Can someone explain forwarders and why I don't need them?

Michele Chubirka chubirka at bellatlantic.net
Thu Jul 31 12:27:46 UTC 2003


This is PRECISELY how we use forwarders on our network. We have many
firewalled, "private" networks which have DNS servers inside the network
with a zone which is a small subdomain containing private addresses. The
same subdomain has public addresses on the "real" DNS servers outside the
private network. Also, all our Active Directory servers are in their own
subdomains and update/query MS forwarders. This seems to quarantine that MS
junk perfectly.

----- Original Message -----
From: "Joseph S D Yao" <jsdy at center.osis.gov>
To: "Alex Hulse" <alexhulse at hotmail.com>
Cc: <comp-protocols-dns-bind at isc.org>
Sent: Wednesday, July 30, 2003 6:32 PM
Subject: Re: Can someone explain forwarders and why I don't need them?

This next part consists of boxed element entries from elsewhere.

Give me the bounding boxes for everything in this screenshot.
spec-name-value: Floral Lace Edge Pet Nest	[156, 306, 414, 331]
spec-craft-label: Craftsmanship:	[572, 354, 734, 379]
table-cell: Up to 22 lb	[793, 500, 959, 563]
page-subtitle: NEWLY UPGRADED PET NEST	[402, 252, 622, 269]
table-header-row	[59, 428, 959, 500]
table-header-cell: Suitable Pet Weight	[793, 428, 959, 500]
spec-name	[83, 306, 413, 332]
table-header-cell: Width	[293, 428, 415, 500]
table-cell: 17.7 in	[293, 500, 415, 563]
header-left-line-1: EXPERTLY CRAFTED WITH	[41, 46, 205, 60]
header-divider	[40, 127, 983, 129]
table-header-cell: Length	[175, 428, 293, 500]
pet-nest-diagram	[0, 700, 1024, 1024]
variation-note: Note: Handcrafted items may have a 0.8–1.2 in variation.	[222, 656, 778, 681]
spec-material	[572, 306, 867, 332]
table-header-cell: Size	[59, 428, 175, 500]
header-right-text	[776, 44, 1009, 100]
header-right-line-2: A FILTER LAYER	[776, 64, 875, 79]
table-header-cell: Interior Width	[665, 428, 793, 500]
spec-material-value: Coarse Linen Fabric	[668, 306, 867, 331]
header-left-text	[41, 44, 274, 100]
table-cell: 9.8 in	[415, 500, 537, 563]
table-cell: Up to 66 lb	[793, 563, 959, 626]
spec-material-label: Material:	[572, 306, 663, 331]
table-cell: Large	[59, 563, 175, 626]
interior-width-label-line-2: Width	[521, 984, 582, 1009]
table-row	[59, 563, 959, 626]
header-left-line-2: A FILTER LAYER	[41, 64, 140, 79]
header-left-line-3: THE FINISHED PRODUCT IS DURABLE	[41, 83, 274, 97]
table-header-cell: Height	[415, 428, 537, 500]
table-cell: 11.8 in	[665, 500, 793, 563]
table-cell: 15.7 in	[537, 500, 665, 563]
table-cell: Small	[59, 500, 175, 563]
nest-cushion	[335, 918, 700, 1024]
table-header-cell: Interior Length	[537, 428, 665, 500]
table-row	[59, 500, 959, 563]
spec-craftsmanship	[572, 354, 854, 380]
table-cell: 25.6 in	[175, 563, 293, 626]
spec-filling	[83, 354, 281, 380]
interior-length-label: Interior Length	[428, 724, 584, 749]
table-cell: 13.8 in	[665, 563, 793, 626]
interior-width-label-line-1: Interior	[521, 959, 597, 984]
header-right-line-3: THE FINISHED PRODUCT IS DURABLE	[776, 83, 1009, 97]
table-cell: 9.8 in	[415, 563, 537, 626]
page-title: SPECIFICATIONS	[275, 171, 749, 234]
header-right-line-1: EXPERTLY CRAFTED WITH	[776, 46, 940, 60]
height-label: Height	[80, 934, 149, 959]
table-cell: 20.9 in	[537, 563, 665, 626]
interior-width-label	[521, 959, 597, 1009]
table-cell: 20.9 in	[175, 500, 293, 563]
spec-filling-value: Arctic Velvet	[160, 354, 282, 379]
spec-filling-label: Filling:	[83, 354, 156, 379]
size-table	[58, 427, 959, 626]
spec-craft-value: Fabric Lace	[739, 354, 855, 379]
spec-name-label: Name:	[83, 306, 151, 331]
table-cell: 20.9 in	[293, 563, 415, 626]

> On Wed, Jul 30, 2003 at 08:52:57PM +0100, Alex Hulse wrote:
> > I always used to think that in order for a named installed to work
> > right, it'd need a forwarder to work correctly - ie, point it to the
> > upstream DNS.
> >
> > I noticed in this group (when searching for the answer to something else
> > entirely) that you didn't need one. Odd, I thought, and removed it to
> > see what'd happen. Suddenly I get much faster DNS. Huh?
> >
> > However, if I removed it from a machine one firewall behind that (we
> > have two networks that go Internet --dsl router-->network 1--firewall
> > linux-->network 2) ie in network 2, that one ground to a halt, so I put
> > it back and it worked fine again.
> >
> > Really odd stuff! Any ideas?
>
> Normally, with a name server running on the public Internet, you will
> not need any forwarders.  You are born knowing the Root of All Names.
> From the Root, you can get information on Top Level Domains, Second
> Level Domains, and so on down, hierarchically.  Once you know the name
> and IP address of a domain's name server, you can ask it all the
> questions that you want, and it will answer you freely and happily.
> Life is bliss.
>
> A forwarder requires you to look in one particular place [or set of
> places] to get your DNS information.  It can be set to require forward
> "first", or forward "only".  It constrains your name server's freedom.
>
> Why would you want to do this to your gentle name server?  There are in
> fact times and circumstances in which, despite the "free love and info"
> promise of a network, there IS only one source of DNS information, or a
> small set of them.  In particular, if your name server is firewalled
> away from the public Internet so as to preserve its integrity, then the
> only place it can get external DNS information is via the firewall.  We
> need to be able to tell it to forward all "non-local" queries to the
> firewall.  And so we can.
>
> For a more complete explanation, run, do not walk, to your nearest
> purveyor of O'Reilly books, purchase a copy of Albitz & Liu's "DNS and
> BIND", Fourth Edition <URL: http://www.oreilly.com/catalog/dns4/>, or
> <URL: http://www.bookpool.com/.x/azjq2xtlx8/sm/0596001584>.  You may
> also wish to see the "DNS and BIND Cookbook", also by Cricket Liu,
> <URL: http://www.oreilly.com/catalog/dnsbindckbk/> or
> <URL: http://www.bookpool.com/.x/azjq2xjaim/sm/0596004109>.  Read them
> both before bedtime, and you will wake up with greater insight.  ;-)
>
> --
> Joe Yao jsdy at center.osis.gov - Joseph S. D. Yao
> OSIS Center Systems Support EMT-B
> -----------------------------------------------------------------------
>    This message is not an official statement of OSIS Center policies.